Retrieval of Tree Height Percentiles over Rugged Mountain Areas via Target Response Waveform of Satellite Lidar
The retrieval of tree height percentiles from satellite lidar waveforms observed over mountainous areas is greatly challenging due to the broadening and overlapping of the ground return and vegetation return. To accurately represent the shape distributions of the vegetation and ground returns, the target response waveform (TRW) is resolved using a Richardson–Lucy deconvolution algorithm with adaptive iteration. Meanwhile, the ground return is identified as the TRW component within a 4.6 m ground signal extent above the end point of the TRW. Based on the cumulative TRW distribution, the height metrics of the energy percentiles of 25%, 50%, 75%, and 95% are determined using their vertical distances relative to the ground elevation in this study.
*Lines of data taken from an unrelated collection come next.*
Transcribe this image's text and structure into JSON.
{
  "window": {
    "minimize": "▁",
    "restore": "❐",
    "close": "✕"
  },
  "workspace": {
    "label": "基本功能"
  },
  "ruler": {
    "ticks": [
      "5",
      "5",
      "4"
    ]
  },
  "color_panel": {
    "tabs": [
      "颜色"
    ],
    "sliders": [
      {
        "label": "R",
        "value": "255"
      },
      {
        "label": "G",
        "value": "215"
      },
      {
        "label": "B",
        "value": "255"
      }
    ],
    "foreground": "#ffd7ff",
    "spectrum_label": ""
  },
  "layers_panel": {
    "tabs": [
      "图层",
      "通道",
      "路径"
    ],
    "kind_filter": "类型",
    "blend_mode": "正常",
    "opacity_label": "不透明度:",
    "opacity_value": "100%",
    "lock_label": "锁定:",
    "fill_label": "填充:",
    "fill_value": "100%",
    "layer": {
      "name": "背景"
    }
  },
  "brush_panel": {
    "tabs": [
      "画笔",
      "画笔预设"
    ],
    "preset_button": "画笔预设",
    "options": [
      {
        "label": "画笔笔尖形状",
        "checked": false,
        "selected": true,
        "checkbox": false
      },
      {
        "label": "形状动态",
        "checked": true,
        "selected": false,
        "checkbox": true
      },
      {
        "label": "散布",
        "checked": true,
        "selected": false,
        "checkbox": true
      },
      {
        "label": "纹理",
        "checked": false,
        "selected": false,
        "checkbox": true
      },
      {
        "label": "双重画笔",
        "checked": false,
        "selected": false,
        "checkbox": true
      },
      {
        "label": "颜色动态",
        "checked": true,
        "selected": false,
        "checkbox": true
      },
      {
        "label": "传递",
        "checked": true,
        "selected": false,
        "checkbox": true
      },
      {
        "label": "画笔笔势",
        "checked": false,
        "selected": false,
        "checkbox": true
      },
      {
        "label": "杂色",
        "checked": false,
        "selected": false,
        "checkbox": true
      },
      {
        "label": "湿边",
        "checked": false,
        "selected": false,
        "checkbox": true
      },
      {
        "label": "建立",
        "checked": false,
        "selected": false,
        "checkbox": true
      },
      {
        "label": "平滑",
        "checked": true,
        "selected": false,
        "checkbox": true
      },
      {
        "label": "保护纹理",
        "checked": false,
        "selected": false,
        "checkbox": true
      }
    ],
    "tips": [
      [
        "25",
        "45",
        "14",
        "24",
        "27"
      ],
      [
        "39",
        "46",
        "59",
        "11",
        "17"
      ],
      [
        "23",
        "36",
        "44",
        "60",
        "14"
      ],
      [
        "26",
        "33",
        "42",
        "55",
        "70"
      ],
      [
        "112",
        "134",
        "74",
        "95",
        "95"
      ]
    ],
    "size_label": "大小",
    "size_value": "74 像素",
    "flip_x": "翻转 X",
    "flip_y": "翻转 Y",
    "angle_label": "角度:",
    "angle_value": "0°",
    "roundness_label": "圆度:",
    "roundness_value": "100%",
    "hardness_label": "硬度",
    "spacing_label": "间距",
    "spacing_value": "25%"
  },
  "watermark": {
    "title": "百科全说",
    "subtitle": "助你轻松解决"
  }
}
To validate the proposed algorithm, we select the received waveforms of the Global Ecosystem Dynamics Investigation (GEDI) lidar over the Pahvant Mountains of central Utah, USA. The results reveal that the resolved TRWs closely resemble the actual target response waveforms from the coincident airborne lidar data, with the mean values of the coefficient of correlation, total bias, and root-mean-square error (RMSE) taking values of 0.92, 0.0813, and 0.0016, respectively. In addition, the accuracies of the derived height percentiles from the proposed algorithm are greatly improved compared with the conventional Gaussian decomposition method and the slope-adaptive waveform metrics method. The mean bias and RMSE values decrease by the mean values of 1.68 m and 2.32 m and 1.96 m and 2.72 m, respectively. This demonstrates that the proposed algorithm can eliminate the broadening and overlapping of the ground return and vegetation return and presents good potential in the extraction of forest structure parameters over rugged mountainous areas.